Clare Hollingworth surrounded by family
Clare Hollingworth, the British Newspaper reporter who broke the news of World War ll, has died, BBC reports.
She was 105-years-old.
Hollingworth, who was 27 when she broke the news, was born October 10, 1911, to a middle-class family in the village of Knighton in Leicestershire, England.
According to the report on BBC, her father ran a boot factory founded by her grandfather. She took brief courses in Croatian at Zagreb University, international relations in Switzerland and Slavonic studies in London. She worked as a secretary and then at a British newspaper’s refugee charity in Poland while writing occasional articles about the looming war in Europe.
Friends influenced her decision to focus on journalism rather than politics. The Daily Telegraph’s editor gave her a job as a stringer and sent her to Poland, partly because of her work with refugees in that country, according to her great-nephew Patrick Garrett.
During her five months with the charity, Hollingworth played an important role in helping an estimated 3,000 refugees trying to escape the Nazis flee to Britain by arranging visas for them, a little known fact that Garrett unearthed in research for his 2016 biography of his great-aunt, “Of Fortunes and War.”
Though she carved out a career in what was then a male-dominated field, Garrett said she looked back on her achievements matter-of-factly. “She would never regard herself as a feminist,” said Garrett.
Hollingworth hated when women were given special treatment because it made women a “hassle,” which made it harder for other female journalists trying to cover wars, Garrett said. “She thought that everyone should be treated the same. She hated it when women wasted time on makeup or getting their hair done,” Garrett said.

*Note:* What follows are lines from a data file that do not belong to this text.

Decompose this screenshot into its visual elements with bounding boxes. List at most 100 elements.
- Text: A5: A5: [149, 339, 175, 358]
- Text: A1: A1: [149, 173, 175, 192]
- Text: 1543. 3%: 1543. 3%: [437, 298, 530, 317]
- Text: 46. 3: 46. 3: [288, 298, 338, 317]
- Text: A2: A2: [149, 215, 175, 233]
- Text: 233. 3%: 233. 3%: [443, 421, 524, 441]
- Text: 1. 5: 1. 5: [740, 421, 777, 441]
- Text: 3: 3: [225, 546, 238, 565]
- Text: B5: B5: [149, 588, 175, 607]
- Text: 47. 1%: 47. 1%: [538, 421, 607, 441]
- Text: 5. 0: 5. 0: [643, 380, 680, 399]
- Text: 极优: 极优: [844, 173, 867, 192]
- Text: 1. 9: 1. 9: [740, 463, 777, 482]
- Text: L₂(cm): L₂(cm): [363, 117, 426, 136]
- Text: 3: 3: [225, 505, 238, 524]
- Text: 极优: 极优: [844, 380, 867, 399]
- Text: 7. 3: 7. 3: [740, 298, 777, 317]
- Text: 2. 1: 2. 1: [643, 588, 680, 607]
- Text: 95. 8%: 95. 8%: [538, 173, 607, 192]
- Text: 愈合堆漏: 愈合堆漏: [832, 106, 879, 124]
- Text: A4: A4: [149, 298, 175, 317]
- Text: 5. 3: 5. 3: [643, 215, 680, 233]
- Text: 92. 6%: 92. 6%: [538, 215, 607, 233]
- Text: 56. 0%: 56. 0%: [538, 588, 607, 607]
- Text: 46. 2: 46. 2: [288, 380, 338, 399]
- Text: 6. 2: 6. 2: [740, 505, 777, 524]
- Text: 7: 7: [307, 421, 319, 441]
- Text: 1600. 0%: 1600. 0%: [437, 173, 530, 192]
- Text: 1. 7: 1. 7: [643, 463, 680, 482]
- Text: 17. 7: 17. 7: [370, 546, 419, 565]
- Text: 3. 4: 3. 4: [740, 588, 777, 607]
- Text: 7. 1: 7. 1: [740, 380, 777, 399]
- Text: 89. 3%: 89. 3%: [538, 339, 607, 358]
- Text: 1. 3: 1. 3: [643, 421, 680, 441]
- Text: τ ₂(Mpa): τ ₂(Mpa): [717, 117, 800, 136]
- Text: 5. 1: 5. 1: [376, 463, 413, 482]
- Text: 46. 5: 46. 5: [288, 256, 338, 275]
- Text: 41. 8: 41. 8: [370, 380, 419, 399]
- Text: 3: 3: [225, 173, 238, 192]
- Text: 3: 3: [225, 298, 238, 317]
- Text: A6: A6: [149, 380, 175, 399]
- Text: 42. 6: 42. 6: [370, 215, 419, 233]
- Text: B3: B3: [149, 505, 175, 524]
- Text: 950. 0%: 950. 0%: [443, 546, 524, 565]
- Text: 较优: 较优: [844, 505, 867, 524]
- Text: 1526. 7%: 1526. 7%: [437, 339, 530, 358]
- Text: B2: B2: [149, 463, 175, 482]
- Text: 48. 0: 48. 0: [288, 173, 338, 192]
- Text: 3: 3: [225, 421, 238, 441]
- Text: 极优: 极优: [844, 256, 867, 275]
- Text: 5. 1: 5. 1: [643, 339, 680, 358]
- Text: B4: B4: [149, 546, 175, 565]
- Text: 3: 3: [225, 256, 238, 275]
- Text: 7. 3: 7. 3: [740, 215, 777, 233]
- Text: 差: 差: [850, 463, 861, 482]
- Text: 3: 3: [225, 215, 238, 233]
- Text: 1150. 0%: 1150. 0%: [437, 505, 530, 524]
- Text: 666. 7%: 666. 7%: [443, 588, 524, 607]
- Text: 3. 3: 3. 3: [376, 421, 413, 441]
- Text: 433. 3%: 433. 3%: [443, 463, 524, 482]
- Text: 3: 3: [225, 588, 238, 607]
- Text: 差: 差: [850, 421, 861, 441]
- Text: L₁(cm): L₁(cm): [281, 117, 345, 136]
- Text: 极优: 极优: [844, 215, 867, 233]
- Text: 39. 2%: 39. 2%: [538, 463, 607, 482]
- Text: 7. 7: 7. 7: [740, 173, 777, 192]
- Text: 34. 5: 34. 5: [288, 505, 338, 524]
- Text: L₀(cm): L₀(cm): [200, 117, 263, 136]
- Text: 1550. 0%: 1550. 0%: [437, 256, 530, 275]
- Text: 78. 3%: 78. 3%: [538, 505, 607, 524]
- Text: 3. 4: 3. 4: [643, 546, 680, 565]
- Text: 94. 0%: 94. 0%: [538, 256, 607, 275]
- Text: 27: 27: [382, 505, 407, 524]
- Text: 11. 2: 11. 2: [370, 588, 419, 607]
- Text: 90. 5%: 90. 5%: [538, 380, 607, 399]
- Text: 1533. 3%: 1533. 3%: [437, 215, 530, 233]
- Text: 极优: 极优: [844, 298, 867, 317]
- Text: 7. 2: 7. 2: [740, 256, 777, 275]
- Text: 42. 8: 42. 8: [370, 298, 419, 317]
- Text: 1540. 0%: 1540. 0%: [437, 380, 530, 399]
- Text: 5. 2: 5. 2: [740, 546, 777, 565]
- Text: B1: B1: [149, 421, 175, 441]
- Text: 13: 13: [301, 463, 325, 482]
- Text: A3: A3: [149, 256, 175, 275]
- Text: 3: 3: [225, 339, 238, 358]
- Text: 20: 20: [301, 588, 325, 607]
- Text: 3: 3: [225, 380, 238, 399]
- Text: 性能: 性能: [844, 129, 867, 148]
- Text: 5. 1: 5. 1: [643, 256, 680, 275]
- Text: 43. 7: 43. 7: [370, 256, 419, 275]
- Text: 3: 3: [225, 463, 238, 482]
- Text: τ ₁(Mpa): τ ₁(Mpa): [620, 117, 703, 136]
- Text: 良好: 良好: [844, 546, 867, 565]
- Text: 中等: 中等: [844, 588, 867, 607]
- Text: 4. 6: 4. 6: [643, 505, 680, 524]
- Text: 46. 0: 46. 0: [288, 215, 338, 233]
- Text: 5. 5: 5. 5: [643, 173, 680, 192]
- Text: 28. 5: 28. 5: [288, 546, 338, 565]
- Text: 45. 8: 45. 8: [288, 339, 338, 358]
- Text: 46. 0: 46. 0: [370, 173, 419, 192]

After the Polish invasion, Hollingworth covered the Romanian revolution and hostilities in North Africa. When Allied forces captured Tripoli in 1943, British Field Marshall Bernard Montgomery ordered her back to Cairo because he didn’t want women around. So she instead got herself accredited with U.S. forces in Algeria.
Later she reported on the fall of the Balkan states to communism, and on Cold War espionage, including the case of Kim Philby, a British journalist and Soviet double agent. Hollingworth wrote for many publications in her career, including the Economist, the Manchester Guardian and the Daily Express.
Hollingworth was close to danger for decades. In 1946, she was standing 300 yards (meters) from the King David Hotel in Jerusalem when it was destroyed by a bomb planted by militant Zionists that killed nearly 100 people.
While covering the Algerian war for independence in 1962, Hollingworth defied members of a French far-right group who rounded up foreign journalists and threatened some of them with execution.
“I was extremely annoyed at this treatment and I told their commander in French, ‘Go away at once, monsieur, or I will have to hit you over the head with my shoe, which is all I have.'”
The commander pushed her aside, grabbed another British journalist and dragged him out the front door of their hotel. Hollingworth led the other reporters outside in pursuit of their colleague, who was thrown to the ground.
The gunmen released the safety catches on their guns and the reporters dived for cover, but they drove off without shooting.
Covering the Vietnam War, Hollingworth flew aboard U.S. military aircraft on supply runs and bombing missions. Hollingworth became the Telegraph’s first resident China correspondent when the paper sent her to Beijing — then known as Peking — in 1973, a year after President Richard Nixon’s landmark visit that eventually led to formal ties between Washington and Beijing.
She moved to Hong Kong in 1981. She had intended to stay temporarily as she wrote a book about Mao Zedong, but decided to stay to watch the negotiations over Britain’s return of Hong Kong to China in 1997 and never left.
Hollingworth wrote articles for the International Herald Tribune and Asian Wall Street Journal well into her old age.
She was known for visiting the Foreign Correspondent’s Club every day, where her domestic helpers read newspapers to her because of her failing eyesight and where friends and admirers helped her celebrate her 105th birthday with cake.